Background information
- Born: June 12, 1986 Osaka, Japan
- Occupation: Musician
- Instrument: Violin
- Website: mayuko-kamio.com

= Mayuko Kamio =

Japanese violinist (born 1986)

Mayuko Kamio (神尾 真由子, born June 12, 1986, in Toyonaka, Osaka) is a Japanese violinist. She won the First Prize at the International Tchaikovsky Competition in 2007, the Young Concert Artists International Auditions in 2000, and was the youngest prize winner at the International Yehudi Menuhin Violin Competition in 1998.

== Early life ==

Kamio was born in Osaka, Japan in 1986, and began to play the violin at the age of four. Her early teachers were Chikako Satoya, Machie Oguri and Chihiro Kudo, and she worked with Koichiro Harada at the Toho Gakuen School of Music. Kamio studied in the U.S. with Dorothy DeLay and Masao Kawasaki at the Aspen Music Festival and the pre-college division of the Juilliard School, and with Zakhar Bron at the Zurich University of the Arts.

== Career ==
Kamio was one of three people (along with pianist Adam Neiman and Young Concert Artists manager Susan Wadsworth) who were the subjects of the 2003 documentary film Playing for Real, directed by Josh Aronson. The film documents the difficulties in establishing a career in classical music.

In 2010, Kamio toured Japan with the Budapest Festival Orchestra under Iván Fischer playing the Mendelssohn Violin Concerto. On 2 October 2010, she played Fantasía sobre Carmen de Sarasate in Buenos Aires, Argentina.

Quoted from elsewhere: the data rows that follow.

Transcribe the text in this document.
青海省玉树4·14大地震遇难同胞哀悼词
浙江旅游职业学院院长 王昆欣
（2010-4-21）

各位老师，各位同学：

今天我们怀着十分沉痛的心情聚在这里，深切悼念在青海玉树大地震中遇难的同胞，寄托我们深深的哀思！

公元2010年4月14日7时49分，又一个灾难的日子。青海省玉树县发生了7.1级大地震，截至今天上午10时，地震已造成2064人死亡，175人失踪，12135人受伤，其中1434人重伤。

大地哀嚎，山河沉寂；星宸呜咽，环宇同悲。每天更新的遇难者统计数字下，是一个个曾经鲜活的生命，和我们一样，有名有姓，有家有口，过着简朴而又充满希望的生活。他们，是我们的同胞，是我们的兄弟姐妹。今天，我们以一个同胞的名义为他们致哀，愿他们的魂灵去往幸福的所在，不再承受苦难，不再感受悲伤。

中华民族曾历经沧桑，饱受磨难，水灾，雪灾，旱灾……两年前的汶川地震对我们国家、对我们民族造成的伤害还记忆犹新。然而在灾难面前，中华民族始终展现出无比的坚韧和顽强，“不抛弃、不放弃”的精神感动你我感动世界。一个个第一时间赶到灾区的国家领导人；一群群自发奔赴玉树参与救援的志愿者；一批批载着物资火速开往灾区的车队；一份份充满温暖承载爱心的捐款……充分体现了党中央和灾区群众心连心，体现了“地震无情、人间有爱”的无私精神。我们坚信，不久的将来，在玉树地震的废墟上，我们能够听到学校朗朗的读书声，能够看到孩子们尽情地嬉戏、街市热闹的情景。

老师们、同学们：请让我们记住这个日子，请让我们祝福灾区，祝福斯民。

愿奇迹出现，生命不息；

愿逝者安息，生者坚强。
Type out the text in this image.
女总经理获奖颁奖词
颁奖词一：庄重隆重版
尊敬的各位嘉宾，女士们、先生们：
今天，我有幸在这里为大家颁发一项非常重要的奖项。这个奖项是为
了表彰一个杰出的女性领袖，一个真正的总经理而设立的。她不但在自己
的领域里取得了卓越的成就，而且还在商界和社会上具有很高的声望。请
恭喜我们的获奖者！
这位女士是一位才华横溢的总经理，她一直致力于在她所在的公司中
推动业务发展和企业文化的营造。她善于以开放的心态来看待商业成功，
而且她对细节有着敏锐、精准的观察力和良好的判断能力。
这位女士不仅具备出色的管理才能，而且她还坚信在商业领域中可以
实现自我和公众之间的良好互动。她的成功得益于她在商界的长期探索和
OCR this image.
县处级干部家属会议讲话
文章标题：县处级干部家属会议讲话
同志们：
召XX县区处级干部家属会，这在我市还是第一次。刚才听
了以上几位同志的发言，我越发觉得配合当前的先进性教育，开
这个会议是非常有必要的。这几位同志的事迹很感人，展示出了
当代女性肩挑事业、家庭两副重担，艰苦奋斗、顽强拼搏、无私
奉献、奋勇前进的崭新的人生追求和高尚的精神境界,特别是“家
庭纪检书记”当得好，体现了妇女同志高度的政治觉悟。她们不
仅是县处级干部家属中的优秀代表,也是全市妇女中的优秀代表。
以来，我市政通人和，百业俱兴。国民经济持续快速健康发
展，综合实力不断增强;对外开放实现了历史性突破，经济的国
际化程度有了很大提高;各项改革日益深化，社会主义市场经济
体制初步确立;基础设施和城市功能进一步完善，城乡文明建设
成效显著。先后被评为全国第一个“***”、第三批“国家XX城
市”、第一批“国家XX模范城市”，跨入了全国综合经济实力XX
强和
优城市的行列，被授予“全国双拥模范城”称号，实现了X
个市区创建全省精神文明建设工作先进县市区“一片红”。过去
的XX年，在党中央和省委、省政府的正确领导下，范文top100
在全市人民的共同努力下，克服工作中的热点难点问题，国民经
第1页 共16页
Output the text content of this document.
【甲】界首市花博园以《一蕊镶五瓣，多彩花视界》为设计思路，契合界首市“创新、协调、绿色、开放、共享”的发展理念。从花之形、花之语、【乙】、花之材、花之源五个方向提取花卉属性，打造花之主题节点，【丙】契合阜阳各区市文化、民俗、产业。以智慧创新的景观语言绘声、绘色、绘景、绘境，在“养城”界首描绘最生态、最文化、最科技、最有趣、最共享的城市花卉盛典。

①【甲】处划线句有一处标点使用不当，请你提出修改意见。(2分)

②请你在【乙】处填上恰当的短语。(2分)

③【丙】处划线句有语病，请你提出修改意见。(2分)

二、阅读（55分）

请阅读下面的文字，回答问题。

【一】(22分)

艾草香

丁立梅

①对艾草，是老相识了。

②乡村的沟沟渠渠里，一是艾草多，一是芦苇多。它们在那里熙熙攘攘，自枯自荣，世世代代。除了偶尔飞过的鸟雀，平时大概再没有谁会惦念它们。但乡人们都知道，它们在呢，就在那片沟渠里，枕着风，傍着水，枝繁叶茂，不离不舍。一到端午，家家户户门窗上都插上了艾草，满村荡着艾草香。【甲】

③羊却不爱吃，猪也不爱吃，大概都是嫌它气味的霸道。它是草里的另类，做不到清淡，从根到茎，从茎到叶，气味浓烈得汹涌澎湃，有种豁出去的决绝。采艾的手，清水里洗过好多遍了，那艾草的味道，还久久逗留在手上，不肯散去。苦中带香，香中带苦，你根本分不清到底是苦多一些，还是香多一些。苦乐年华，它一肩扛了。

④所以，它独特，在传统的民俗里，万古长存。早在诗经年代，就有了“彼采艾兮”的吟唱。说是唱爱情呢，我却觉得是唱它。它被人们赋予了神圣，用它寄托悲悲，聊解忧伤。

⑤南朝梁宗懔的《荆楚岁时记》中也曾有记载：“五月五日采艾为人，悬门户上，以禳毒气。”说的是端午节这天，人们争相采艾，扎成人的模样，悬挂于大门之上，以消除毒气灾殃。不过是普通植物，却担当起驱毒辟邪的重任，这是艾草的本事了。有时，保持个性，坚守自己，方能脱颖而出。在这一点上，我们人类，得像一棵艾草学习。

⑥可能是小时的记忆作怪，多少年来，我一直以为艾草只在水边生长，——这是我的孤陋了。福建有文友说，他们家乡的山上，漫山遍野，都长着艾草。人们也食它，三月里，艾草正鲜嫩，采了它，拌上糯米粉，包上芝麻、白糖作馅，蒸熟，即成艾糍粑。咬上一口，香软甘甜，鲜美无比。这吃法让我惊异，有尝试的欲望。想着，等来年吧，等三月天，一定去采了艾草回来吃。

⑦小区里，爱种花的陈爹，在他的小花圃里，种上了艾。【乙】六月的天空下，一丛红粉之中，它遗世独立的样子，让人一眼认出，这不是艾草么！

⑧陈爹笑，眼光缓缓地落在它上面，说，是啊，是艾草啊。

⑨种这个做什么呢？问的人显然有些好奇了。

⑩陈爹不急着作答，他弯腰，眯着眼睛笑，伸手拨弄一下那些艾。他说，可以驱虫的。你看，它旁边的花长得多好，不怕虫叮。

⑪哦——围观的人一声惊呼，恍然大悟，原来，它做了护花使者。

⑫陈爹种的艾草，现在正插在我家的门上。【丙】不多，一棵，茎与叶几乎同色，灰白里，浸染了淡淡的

Kamio has appeared with renowned orchestras including the Israel Philharmonic Orchestra, Munich Philharmonic, Tonhalle-Orchester Zürich, SWR Symphonieorchester Stuttgart, BBC Symphony Orchestra, NHK Symphony Orchestra, Budapest Festival Orchestra, Orchestre Philharmonique de Monte Carlo, Orchestre National de Lille, Russian National Orchestra, BBC Philharmonic, and the Seattle Symphony among others. She has also collaborated with conductors such as Zubin Mehta, Mstislav Rostropovich, Yehudi Menuhin, Vladimir Ashkenazy, Charles Dutoit, Iván Fischer, François-Xavier Roth, Jiri Belohlavek and Ludovic Morlot.